Illusion – Stephanie Elmas | #bookreview @StephanieElmas #Victorian #Suspense #Illusion


Published by Endeavour Press

ebook and paperback : 21 May 2017

285 pages


|   About the Book   |

London, 1873.

Returning home from his travels with a stowaway named Kayan, Walter Balanchine is noted for the charms, potions and locket hanging from his neck.

Finding his friend Tom Winter’s mother unwell, he gives her a potion he learned to brew in the Far East. Lucid and free from pain, the old woman remembers something about Walter’s mother.

Walter is intrigued, for he has never known his family or even his own name – he christened himself upon leaving the workhouse.

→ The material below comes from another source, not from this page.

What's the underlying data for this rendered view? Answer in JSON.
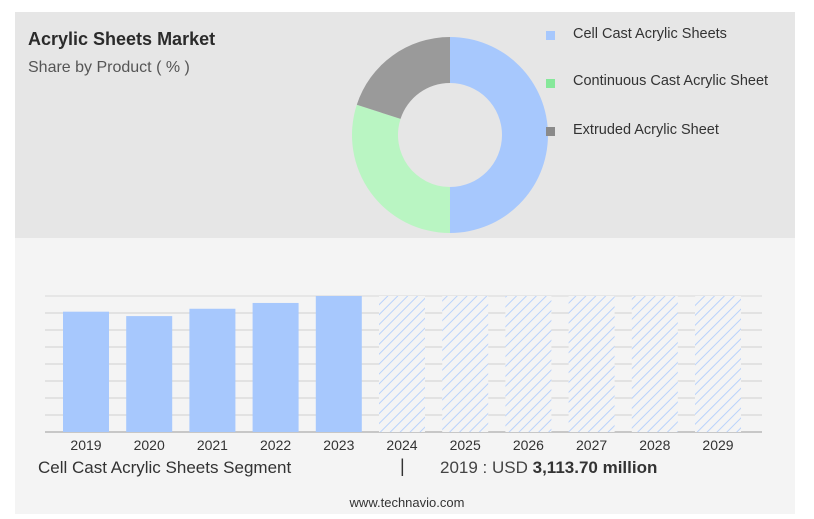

Living in a cemetery with his pet panther Sinbad to keep the body snatchers away, word soon spreads of his healing and magical abilities and he becomes a sought after party performer.

During one of Walter’s parties, Tom is approached by Tamara Huntington, who reveals she is being forced to marry a man she does not love.

Will he and Walter come to her rescue?

Try as they might, sometimes all the best intentions in the world can’t put a stop to a bad thing, and she is soon married off to the cruel Cecil Hearst.

Drama and tragedy ensue, and Walter keeps his distance from Tamara.

That is until her stricken brother-in-law Daniel requires his magical healing, and he is forced back into her life.

With secrets beginning to emerge, Walter finds his mother may be a lot closer to home than he realised…

Filled with mystery, magic and larger than life characters, Illusion will keep you guessing until the very last page.


 * * *

When I started my blog in 2013, Stephanie Elmas was one of the first authors to contact me to request a review of her book. That book was ‘The Room Beyond (reviewed here). I was so pleased that she did because that was a real gem of a read.  When I saw that she had another book out, this time with Endeavour Press and the main character being Walter Balanchine, who had appeared in the previous book, I just had to read it.  My review should have been part of the blog tour but for illness and various reasons it has been delayed.  My apologies to Endeavour and to Stephanie.

The story begins in 1873 in London’s East End with Tom Winter being reunited after 3 years with his childhood friend from the workhouse, Walter Balanchine.  Walter has been travelling in the Far East and brings home with him a child stowaway named Kayan and a black panther called Sinbad.

Walter is an intriguing and mysterious character.  He became known as the ‘Wizard of the East End’ because of his seemingly mystical powers and his reputation of being a healer.   With his distinctive and outlandish clothing together with the numerous charms and bottles of potions hanging from his neck, he stands out, not least because of his unusual looks – very tall with an almost skeletal build and thin wispy hair.  However behind this unusual looking man was someone with a heart full of kindness and courage whose loyalty to his old friend knew no bounds.  Walter has his own mystery to solve.  Abandoned at a workhouse as a young child, he doesn’t know his mother, nor even his real name.

Times are hard for everybody and Tom lives in tiny lodgings with his sick mother and has a friend Sally who cares for his ma whilst he is working as a piano teacher.  Sally loves Tom but when Tom meets and falls for wealthy Tamara Huntingdon, events are set in motion that will test Walter’s talents for magic and illusion.

Told in four parts with both Tom and Tamara having their own opportunity to tell their stories, Illusion was a wonderfully descriptive and atmospheric story; we are taken from the dangerous, foul smelling and fog ridden streets of London to the countryside of Somerset and then to Prague – each destination having its own sense of place.  Walter was a fabulous character who shone from the page, in fact all the main characters were superbly drawn – from the kindness of Sally to the cruelty of Cecil Hearst and, with the exception of Cecil and his henchmen, I really cared what happened to them.  The unexpected turns and surprises were superbly done – at one point my heart was racing at the sheer injustice.

Stephanie Elmas writes beautifully and in my opinion her writing just gets better. Illusion was a captivating story of intrigue and mystery that kept me engrossed from beginning to end.  Highly recommended.

My thanks to Endeavour Press for the digital copy to review.


|   About the Author   |


Stephanie Elmas was born in Hong Kong to an English father and Czech mother but spent most of her childhood in Bristol. She studied English at university in London. Having worked as a head hunter, she taught English in Japan before returning to university to complete an MA in Victorian fiction. It was here that she developed her interest in the dark dangerous world of Victorian sensation writing. After the success of her first novel, The Room Beyond, Elmas has returned to write the tale of the early life of East End mystic and illusionist Walter Balanchine. When she is not writing, Elmas teaches secondary school English and juggles a chaotic household in Surrey.